Botswana’s state-owned Morupule Coal Mine (MCM) plans to boost production by over a third as the country seeks to cut its dependence on imported power, a company official said on Wednesday.

Many countries are seeking to cut the use of carbon-intensive coal to reduce climate-warming emissions.

But Botswana is anxious to use its estimated 212 billion tonnes of coal resources to curb its reliance on imported power, needed in large volumes for its diamond industry.

As part of the plan to boost output, MCM plans to develop an open cast coal mine and on Wednesday it awarded a 5-year contract to a joint venture between South Africa’s Basil Read Mining and citizen-owned company Bothakga Burrow, its spokeswoman Boineelo Seitshiro said.

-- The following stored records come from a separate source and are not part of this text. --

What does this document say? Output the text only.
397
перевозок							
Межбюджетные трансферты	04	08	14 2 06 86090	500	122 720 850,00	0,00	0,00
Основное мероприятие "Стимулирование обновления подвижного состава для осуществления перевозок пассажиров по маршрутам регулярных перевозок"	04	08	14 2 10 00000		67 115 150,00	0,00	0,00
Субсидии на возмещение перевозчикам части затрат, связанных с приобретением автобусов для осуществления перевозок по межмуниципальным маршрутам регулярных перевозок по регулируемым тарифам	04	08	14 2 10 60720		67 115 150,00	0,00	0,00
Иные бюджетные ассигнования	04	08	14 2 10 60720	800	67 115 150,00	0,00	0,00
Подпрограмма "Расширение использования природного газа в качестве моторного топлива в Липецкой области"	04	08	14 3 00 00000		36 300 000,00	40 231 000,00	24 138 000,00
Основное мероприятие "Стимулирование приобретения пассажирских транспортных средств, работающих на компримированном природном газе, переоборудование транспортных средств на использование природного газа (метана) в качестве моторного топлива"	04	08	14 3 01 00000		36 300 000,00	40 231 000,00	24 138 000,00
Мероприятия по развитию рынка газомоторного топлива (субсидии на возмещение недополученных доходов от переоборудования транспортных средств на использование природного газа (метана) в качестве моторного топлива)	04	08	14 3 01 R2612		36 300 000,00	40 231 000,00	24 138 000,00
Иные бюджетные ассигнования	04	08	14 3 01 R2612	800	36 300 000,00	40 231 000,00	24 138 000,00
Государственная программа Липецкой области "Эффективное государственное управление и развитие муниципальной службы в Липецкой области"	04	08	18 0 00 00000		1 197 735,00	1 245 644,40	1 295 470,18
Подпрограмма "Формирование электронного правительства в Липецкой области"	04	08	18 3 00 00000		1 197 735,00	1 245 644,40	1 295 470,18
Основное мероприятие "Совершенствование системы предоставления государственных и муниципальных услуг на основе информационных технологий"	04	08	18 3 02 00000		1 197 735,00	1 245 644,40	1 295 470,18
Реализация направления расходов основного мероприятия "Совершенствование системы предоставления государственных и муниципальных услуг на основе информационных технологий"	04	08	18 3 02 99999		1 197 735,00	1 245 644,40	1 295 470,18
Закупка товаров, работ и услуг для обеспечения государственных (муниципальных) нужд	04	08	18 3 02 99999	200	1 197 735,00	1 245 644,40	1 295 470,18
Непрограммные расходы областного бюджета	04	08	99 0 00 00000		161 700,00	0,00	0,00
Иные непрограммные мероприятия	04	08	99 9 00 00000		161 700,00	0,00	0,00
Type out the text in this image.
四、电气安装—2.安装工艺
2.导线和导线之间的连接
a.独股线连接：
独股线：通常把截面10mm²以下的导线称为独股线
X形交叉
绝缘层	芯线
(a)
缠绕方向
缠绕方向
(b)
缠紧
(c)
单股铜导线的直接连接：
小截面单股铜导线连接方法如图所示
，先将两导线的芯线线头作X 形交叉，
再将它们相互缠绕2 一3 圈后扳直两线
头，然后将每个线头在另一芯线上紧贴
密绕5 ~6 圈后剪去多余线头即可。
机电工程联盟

The mine will boost MCM’s production by 35%, she said, but she did say by when.

Botswana has national power generation capacity of 720 megawatts (MW) but plans to double output in the next six years through solar and coal-fired power as it strives to wean itself off imports and aspires to export power.

MCM ran the country’s only operating coal mine until privately-owned Minergy commissioned a new mine in 2019 with an annual capacity of 1.2 million tonnes.

The state-owned firm produces 2.8 million tonnes annually from its underground operations, feeding two nearby state-owned power stations with some of the output being exported to South Africa, Namibia and Zimbabwe.

“The team will commence with site establishment and mobilisation in April 2021 and the project is envisaged to increase coal production capacity from the current 2.8 million tons to 3.8 million tons per annum,” she said.

The resource at the open cast mine has the potential to supply power station-grade coal for over 30 years.